If we are going to move the "TLS mismatch" diagnostics to scanRelocs. We need to refactor handleTlsRelocations (which requires a considerable amount of work), we may need to split some RelExpr members (R_GOT_PC -> non-TLS / TLS). We will hit the the limit of 64 RelExpr members. We can have location information for https://bugs.llvm.org/show_bug.cgi?id=36049

MaskRay updated this revision to Diff 258799.Apr 20 2020, 11:10 AM
MaskRay retitled this revision from [ELF] Delete "TLS attribute mismatch" diagnostics to [ELF] Temporarily delete "TLS attribute mismatch" diagnostics.
MaskRay edited the summary of this revision. (Show Details)

Edit description

MaskRay updated this revision to Diff 258800.Apr 20 2020, 11:17 AM
MaskRay edited the summary of this revision. (Show Details)
MaskRay removed a subscriber: dexonsmith.

Edit description

Harbormaster completed remote builds in B53988: Diff 258800.
MaskRay updated this revision to Diff 258907.EditedApr 20 2020, 11:24 PM
MaskRay retitled this revision from [ELF] Temporarily delete "TLS attribute mismatch" diagnostics to [ELF] Fix "TLS attribute mismatch" false positives for STT_NOTYPE undefined symbols.
MaskRay edited the summary of this revision. (Show Details)

After more thoughts, I think we should retain the diagnostic but add an exception that STT_NOTYPE undefined symbol should be allowed to be replaced.

The existing wording is not ideal because TLS relocations should support some non-TLS symbols, e.g. STT_SECTION, and probably also STT_NOTYPE undefined.

Doing the diagnostic in scanRelocs may be overkill.

In GNU ld, bfd/elflink.c _bfd_elf_merge_symbol detects several TLS mismatch problems.

      if (tdef && ntdef)
	_bfd_error_handler
	  /* xgettext:c-format */
	  (_("%s: TLS definition in %pB section %pA "
	     "mismatches non-TLS definition in %pB section %pA"),
	   h->root.root.string, tbfd, tsec, ntbfd, ntsec);
      else if (!tdef && !ntdef)
	_bfd_error_handler
	  /* xgettext:c-format */
	  (_("%s: TLS reference in %pB "
	     "mismatches non-TLS reference in %pB"),
	   h->root.root.string, tbfd, ntbfd);
      else if (tdef)
	_bfd_error_handler
	  /* xgettext:c-format */
	  (_("%s: TLS definition in %pB section %pA "
	     "mismatches non-TLS reference in %pB"),
	   h->root.root.string, tbfd, tsec, ntbfd);
      else
	_bfd_error_handler
	  /* xgettext:c-format */
	  (_("%s: TLS reference in %pB "
	     "mismatches non-TLS definition in %pB section %pA"),
	   h->root.root.string, tbfd, ntbfd, ntsec);

If we are going to improve the diagnostics (PR36049), we should extract the code from Symbol::replace to Symbol::mergeProperties. tls-mismatch.s has a test case where we currently fail to flag an incorrect use case.
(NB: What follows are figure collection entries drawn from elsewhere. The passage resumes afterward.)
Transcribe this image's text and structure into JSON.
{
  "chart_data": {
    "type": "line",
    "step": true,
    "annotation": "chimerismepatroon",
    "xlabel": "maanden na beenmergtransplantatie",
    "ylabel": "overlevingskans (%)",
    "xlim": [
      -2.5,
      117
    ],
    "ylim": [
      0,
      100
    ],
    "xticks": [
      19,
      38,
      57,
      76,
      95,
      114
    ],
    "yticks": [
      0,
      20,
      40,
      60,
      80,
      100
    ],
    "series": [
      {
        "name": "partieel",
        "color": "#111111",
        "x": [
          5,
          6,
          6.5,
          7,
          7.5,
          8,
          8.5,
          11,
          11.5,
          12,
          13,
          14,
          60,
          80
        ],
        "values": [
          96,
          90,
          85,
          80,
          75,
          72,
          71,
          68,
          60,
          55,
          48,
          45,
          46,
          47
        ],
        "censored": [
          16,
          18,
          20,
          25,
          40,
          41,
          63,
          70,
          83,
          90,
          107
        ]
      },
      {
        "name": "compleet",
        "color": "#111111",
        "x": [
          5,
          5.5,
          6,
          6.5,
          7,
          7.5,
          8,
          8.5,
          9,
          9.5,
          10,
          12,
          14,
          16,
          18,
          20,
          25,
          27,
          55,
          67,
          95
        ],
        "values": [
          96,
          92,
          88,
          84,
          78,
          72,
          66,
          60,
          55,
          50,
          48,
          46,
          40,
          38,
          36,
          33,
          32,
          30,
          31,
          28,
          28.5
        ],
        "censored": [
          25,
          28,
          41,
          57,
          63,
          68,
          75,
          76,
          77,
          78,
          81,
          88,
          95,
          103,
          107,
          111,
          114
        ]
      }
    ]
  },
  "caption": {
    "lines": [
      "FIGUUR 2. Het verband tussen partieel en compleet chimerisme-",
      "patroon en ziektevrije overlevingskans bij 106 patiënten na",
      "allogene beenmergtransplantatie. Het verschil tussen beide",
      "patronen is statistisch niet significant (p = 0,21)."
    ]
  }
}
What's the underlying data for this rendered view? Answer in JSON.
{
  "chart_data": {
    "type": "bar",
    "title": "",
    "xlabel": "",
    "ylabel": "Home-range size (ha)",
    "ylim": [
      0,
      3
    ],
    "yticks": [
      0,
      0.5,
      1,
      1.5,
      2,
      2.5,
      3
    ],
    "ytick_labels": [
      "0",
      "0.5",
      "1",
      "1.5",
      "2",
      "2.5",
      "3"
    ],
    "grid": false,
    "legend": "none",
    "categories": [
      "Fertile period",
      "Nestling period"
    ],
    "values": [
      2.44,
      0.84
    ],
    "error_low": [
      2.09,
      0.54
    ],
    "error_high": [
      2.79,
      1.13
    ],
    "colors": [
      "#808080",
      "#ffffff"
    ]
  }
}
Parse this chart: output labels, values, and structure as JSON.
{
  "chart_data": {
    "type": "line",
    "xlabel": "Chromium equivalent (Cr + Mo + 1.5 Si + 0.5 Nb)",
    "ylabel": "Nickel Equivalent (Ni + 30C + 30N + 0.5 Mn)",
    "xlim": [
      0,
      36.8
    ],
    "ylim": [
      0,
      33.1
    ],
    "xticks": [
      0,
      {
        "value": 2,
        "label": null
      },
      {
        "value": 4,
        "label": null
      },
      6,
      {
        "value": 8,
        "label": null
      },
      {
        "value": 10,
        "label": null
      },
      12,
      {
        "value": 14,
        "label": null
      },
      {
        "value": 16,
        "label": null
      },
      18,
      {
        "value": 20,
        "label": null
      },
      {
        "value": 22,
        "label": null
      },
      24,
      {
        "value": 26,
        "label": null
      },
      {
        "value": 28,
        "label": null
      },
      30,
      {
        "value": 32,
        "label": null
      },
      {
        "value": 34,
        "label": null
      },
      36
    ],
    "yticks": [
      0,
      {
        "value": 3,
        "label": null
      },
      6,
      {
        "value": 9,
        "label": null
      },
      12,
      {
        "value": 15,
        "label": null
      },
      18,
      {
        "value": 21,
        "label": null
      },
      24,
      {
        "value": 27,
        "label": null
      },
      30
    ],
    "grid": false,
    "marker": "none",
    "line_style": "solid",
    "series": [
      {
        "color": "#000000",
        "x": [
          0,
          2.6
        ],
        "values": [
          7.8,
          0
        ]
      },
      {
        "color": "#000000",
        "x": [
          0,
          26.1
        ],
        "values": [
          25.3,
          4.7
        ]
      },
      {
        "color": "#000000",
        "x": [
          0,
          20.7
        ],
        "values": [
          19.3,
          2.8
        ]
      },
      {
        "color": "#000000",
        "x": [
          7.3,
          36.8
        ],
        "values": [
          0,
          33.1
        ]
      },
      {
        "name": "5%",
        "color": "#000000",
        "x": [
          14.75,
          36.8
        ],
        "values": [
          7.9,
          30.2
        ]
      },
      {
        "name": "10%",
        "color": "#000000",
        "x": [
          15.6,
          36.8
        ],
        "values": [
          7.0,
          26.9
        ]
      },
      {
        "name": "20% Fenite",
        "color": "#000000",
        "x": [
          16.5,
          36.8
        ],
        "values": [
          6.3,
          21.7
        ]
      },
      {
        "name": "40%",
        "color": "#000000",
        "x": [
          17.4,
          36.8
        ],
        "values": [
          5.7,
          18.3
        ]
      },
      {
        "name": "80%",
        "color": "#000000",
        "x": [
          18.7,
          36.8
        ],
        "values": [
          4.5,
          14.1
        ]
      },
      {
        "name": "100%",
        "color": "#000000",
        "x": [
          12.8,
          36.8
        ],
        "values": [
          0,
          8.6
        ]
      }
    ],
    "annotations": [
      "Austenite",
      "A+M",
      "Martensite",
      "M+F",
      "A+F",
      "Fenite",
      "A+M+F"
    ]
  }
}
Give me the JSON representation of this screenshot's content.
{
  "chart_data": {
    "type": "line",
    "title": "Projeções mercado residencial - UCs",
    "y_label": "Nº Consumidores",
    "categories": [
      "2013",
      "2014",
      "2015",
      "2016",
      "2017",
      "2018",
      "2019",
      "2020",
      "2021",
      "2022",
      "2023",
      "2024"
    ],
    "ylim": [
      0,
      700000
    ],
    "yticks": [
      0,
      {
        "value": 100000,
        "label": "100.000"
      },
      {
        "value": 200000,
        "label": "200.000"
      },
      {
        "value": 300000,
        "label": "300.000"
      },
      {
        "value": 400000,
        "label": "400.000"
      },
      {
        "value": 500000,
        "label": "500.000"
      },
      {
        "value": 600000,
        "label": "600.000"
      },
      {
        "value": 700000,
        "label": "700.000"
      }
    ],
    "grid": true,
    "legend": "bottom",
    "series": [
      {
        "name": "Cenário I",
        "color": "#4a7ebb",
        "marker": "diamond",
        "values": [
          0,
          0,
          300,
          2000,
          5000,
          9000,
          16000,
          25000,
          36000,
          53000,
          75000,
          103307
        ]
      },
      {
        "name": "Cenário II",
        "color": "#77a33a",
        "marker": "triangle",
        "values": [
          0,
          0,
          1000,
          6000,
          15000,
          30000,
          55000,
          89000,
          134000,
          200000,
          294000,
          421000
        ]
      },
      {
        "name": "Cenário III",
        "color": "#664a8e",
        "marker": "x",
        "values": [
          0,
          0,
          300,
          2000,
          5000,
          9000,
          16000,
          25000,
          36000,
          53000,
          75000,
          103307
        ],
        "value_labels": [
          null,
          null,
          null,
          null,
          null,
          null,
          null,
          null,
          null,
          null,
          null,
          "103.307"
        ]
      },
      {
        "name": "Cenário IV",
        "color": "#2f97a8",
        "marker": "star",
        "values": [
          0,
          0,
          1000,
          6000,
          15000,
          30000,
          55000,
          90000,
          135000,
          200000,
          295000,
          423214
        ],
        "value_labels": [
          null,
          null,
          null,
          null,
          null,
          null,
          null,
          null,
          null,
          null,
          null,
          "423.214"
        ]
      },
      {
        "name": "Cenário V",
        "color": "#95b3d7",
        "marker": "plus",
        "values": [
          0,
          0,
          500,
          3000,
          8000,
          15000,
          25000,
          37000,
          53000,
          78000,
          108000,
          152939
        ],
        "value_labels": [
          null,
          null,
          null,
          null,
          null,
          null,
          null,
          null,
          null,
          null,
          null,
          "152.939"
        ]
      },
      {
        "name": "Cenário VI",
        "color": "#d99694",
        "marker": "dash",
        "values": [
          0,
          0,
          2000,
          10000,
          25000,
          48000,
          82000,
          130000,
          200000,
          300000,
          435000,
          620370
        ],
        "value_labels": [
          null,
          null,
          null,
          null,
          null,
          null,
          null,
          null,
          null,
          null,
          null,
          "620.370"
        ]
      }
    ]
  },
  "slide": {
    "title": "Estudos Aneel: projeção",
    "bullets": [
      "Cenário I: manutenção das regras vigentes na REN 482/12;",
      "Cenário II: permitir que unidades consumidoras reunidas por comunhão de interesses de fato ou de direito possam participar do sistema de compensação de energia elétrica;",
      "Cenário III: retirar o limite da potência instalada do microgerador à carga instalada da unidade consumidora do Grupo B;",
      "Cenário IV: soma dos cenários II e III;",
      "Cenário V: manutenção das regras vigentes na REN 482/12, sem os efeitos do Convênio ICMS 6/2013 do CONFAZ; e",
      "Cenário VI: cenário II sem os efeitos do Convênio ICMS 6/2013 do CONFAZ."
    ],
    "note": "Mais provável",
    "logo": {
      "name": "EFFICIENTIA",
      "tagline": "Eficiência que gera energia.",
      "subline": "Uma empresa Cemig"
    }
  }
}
tls-in-archive.s and tls-weak-undef.s contain two other interesting use cases which we should not error. I have not unified them into tls-mismatch.s yet.

MaskRay updated this revision to Diff 258908.Apr 20 2020, 11:30 PM

Fix a comment

psmith accepted this revision.Apr 21 2020, 12:26 AM

Thanks for the update, I'm much more comfortable with this version.

This revision is now accepted and ready to land.Apr 21 2020, 12:26 AM
grimar accepted this revision.Apr 21 2020, 2:05 AM

Looks safer to me too.

This revision was automatically updated to reflect the committed changes.